Game Over: How System Inequities Kill Growth

Not all flaws are seen immediately in engineered systems.  Much like the flaw of wealth inequality, it seems as though the lesson is lost from one age to the next.  The lesson we miss, is that when wealth calcifies, it almost certainly signals the decadence and demise of an empire.  As wealth begins to funnel upward, the systems begin to take on critical mass at the top.  And as any engineer will tell you, the consequences of a top heavy structure with weak support leads to collapse—not stability.

One could theorize that all empires must eventually come to an end—and that the lack of foresight by its leadership is a major indicator in the close of an era.   According to the World Bank Global Goals, wealth inequity is among the top areas of focus in a world socialized and organized by post-colonial theory.   According to Oxfam data, less than 1% of the world holds nearly 50 percent of the wealth.

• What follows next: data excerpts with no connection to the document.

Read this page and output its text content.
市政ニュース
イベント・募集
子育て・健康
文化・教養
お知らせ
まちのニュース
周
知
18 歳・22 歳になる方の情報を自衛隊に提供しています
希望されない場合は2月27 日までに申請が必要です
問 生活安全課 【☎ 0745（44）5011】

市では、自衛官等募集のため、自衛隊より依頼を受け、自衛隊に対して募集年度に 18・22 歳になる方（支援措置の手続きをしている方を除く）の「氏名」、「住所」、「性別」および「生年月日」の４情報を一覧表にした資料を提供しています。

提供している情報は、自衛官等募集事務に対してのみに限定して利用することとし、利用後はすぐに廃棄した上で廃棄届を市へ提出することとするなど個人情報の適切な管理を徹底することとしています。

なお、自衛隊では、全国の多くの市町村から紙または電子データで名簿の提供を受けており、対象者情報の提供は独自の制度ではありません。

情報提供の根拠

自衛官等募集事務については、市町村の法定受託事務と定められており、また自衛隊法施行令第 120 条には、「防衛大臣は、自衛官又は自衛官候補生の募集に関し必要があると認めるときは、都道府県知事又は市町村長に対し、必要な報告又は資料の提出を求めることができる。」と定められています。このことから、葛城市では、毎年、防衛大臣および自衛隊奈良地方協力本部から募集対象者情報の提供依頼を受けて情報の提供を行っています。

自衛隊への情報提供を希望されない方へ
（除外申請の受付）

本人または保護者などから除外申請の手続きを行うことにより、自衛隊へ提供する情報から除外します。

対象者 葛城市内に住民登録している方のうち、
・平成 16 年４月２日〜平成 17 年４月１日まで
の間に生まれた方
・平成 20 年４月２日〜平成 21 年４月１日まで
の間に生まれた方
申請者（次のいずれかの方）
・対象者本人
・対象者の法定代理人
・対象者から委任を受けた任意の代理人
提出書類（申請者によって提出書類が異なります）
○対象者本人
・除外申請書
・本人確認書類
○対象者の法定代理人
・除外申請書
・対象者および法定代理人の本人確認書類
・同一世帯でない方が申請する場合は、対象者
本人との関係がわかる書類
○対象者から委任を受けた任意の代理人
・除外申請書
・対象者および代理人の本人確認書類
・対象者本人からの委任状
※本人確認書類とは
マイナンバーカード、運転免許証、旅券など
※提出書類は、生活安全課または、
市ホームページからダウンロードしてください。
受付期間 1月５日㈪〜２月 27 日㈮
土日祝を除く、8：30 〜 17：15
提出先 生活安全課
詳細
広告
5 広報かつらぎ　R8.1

The inherent instability in decadent systems at the close of their reign, one could argue, is unavoidable.  However, it becomes a bit of a travesty when budding nations take on the ideology; causing a failure to launch.  Developing nations are a prime example of new wine in old bottles.  The elite in these economies operate like smaller versions of their Western progenitors.  They suck up funds intended for the larger populace at the expense of development, stability, education and growth.   They send their children to the best schools move abroad and identify more readily with the elite class in their adopted homes than the amassing chaos and poverty back in their home countries.

The error is that, a budding economy needs to circulate wealth as widely as possible.  Without that circulating-wealth, its entrepreneurs, small and medium businesses will not be able to grow or employ the wider populace.  In such economies, no one has enough capital to ably buy from local entrepreneurs at a volume able to grow the business and this makes outside investment the principal, if not only tool entrepreneurs have in such economies to acquire growth. The practice keeps such economies stagnant and unable to acquire the critical mass necessary to take its place on the national stage.  In literal terms, it means game over for both the developing economy and the decadent empire.